Lsof command will show you which command are using the file, the process ID, the user, and the name of the file that is open.

Calculating the system load

Calculating system load is very important in Linux process management. The system load is a measure of the amount of processing for the system which is currently performing. It is not the perfect way to measure system performance, but it gives you some evidence

The load is calculated like this

Actual Load = Total Load (uptime) / Number of CPUs

you can calculate the uptime by reviewing uptime command or top command

$ uptime

linux process managment uptime command

$ top

The server load is expressed as a value based on 1 minute, 5 minute, and 15 minute read times.

We can see that, for this system, the average load was 0.00 (at 1 minute), 0.01 (at 5 minutes), and 0.05 (at 15 minutes).

When load increases, processors are queued, and if there are multiple processor cores, the load is evenly distributed across the server’s cores to balance the work

The ideal load for a server is generally agreed to be set at a value of 1. This does not mean a high load as soon as this value is reached or exceeded, but if you do begin to see double-digit responses for some period of time, then yes, this is a high load.

Discovering process IDs with pgrep and systemctl

Besides using ps command, another way of discovering a specific process ID is to use the pgrep command

$ pgrep servicename

linux process managment pgrep command

This command will reveal the process ID or PID. However, by using this approach, it is also possible that the output will provide more than one value. So remember, if an application such as httpd or ssh provides one or more process IDs, you can safely assume that the lowest number (which represents the first PID generated by the system) is the most important one. This value is known as the PPID or parent process ID.

On the other hand you can use systemctl command to get the main PID also

$ systemctl status <service_name>.service

linux process managment systemctl command

There are many more ways to obtain the required process ID or parent process ID.

Discussing systemd

if we are going to talk about Linux process management we should take a look at systemd. The systemd is responsible for controlling how services are managed on CentOS 7

You can start, stop and check the status like this

Instead of using chkconfig to enable and disable a service during the boot, you can use systemctl command

Systemd also comes with its own version of top, and in order to view the processes that are associated with a particular service, you can use the system-cgtop command like this

$ systemd-cgtop

linux process managment systemd-cgtop

As you can see all associated processes, path, number of tasks, percentage of CPU used, memory allocation, and the relative inputs and outputs. It works in a way similar to top

This command can be used to output a recursive list of service content like this

$ systemd-cgls

linux process managment systemd-cgls

This command gives us very useful information that can be used to take your decision.

Nice and renice processes

The niceness of a process is a numeric hint to the kernel about how the process should be treated in relation to other processes contending for the CPU. A high nice value means a low priority for your process so how nice you are going to be to other users, and that’s the name come from.

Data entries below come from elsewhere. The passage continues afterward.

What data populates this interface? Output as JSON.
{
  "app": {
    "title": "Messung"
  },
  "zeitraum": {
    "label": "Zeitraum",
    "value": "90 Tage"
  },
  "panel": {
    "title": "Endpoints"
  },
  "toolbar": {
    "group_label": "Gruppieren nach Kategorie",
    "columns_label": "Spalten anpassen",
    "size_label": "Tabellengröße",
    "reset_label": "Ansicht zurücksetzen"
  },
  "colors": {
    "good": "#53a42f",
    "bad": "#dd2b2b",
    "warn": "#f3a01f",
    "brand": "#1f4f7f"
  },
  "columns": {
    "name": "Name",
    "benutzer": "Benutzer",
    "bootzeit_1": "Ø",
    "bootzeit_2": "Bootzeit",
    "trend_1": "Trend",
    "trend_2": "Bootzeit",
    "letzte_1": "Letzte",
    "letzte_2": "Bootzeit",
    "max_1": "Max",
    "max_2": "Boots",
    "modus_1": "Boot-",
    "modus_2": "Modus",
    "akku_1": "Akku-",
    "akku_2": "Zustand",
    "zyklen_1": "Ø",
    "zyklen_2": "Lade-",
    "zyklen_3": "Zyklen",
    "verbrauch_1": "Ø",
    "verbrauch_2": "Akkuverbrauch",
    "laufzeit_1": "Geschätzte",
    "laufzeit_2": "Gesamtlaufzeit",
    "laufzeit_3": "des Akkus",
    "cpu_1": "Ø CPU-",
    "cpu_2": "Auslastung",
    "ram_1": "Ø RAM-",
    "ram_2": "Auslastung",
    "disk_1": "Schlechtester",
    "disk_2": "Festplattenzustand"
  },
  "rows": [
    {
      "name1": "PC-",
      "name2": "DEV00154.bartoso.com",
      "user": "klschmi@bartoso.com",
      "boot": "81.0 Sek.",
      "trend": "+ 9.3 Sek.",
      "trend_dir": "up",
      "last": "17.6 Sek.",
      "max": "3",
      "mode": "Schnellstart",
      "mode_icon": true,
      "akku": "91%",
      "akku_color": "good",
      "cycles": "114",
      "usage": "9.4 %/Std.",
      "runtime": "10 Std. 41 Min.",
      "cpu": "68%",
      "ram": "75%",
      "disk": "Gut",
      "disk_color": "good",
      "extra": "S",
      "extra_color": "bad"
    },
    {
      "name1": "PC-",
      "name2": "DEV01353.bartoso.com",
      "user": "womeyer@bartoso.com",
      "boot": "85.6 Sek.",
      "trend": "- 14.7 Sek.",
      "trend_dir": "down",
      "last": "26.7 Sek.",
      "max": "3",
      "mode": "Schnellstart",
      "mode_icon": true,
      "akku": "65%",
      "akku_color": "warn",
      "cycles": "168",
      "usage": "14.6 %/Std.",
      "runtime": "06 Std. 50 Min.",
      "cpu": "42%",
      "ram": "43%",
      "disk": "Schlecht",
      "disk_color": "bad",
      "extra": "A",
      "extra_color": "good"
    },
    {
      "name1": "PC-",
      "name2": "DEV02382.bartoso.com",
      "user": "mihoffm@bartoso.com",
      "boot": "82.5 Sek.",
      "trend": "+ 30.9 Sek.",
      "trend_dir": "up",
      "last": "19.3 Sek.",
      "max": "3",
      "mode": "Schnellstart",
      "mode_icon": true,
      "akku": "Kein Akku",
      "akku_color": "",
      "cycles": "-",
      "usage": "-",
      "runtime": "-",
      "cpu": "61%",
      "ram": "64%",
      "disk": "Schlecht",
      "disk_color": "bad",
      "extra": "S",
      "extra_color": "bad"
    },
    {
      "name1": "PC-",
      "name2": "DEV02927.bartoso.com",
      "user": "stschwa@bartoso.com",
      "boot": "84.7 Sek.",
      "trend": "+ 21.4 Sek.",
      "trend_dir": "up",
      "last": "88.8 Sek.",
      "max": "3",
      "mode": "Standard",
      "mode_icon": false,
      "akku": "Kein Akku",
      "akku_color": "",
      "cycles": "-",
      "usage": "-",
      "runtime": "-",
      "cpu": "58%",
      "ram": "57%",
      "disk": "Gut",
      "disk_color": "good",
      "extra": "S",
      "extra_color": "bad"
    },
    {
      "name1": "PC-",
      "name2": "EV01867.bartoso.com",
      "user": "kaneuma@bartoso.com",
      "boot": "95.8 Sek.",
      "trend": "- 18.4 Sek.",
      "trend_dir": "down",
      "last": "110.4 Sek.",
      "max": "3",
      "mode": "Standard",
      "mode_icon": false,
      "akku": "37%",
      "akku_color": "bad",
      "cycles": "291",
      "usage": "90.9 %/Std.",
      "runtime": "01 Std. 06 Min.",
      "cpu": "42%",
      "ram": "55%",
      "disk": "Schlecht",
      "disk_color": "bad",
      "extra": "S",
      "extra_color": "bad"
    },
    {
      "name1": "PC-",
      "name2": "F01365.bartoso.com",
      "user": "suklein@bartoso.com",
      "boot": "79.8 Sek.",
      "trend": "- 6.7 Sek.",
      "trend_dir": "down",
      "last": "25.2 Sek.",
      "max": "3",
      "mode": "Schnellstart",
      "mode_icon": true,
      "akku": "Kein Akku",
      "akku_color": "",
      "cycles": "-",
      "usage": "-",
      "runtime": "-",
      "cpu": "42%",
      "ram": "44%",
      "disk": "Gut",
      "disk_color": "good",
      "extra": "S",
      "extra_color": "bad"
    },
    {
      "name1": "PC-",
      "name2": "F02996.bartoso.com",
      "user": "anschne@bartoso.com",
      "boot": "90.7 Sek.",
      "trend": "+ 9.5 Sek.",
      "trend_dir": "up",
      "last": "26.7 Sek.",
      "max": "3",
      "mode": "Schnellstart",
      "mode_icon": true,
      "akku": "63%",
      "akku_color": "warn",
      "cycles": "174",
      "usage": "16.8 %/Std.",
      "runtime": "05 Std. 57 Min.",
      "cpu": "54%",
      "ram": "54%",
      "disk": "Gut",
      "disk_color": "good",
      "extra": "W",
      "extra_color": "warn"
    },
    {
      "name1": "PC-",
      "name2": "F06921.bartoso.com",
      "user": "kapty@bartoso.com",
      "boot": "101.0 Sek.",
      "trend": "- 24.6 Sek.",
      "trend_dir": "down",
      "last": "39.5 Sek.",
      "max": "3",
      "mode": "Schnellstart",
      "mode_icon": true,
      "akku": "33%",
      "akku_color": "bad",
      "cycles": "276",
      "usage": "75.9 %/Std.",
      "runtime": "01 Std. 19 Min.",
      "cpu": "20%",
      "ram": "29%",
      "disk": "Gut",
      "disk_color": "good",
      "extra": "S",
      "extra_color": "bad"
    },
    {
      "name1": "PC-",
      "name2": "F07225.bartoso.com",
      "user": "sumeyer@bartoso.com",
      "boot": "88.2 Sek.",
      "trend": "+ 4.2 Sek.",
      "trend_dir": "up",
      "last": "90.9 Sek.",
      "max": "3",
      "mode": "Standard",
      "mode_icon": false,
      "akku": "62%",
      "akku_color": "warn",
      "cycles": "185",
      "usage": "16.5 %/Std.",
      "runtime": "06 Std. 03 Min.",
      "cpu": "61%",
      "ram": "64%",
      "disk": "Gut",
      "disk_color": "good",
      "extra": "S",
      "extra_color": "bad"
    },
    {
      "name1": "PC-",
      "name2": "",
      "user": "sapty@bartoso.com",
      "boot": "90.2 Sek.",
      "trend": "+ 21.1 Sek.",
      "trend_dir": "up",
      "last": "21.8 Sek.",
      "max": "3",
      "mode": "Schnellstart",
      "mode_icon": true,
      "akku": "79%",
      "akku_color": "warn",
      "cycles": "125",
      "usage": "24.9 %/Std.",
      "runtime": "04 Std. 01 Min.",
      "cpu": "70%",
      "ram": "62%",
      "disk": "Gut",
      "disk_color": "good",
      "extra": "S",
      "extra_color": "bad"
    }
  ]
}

The nice range is from -20 to +19

Nice command set the nice value for the process at creation time while renice command adjust the value later and it takes process ID as a parameter

$ nice n 5 ./myscript

This command increase the nice means lower priority by 5

$ sudo renice -5 2213

linux process managment renice command

This command decrease the nice value means increased priority.

The owner of the process can increase its nice value (lower priority) but cannot lower it (high priority) while root user can do both.

Sending the kill signal

All we’ve discussed in Linux process management is to get the top running processes and which process make high CPU load and which one eats the memory is to send that process ID to kill command.

The process ID does have other uses, but our primary concern is to remove a service or application causes problem by issuing a termination signal (SIGTERM). You can review the previous post about signal and jobs bash scripting

$ kill process ID

This method is called safe kill. However, depending on your situation, a better solution can be to force a service or application to hang up, and thereby enable an automatic reload of the service like this

$ kill -1 process ID

Sometimes the safe kill and reload fail to do anything then you can send kill signal SIGKILL by using -9 option which is called forced kill

$ kill -9 process ID

There are no cleanup operations or safe exit with this command and not preferred. However, you can do something more proper by using pkill command

$ pkill -9 serviceName

linux process managment pkill command

And you can use pgrep command to ensure that all associated processes killed

$ pgrep serviceName

linux process managment pkill -9

I hope you have a good idea about Linux process management and how to make a good action to make the system healthy.

Thank you.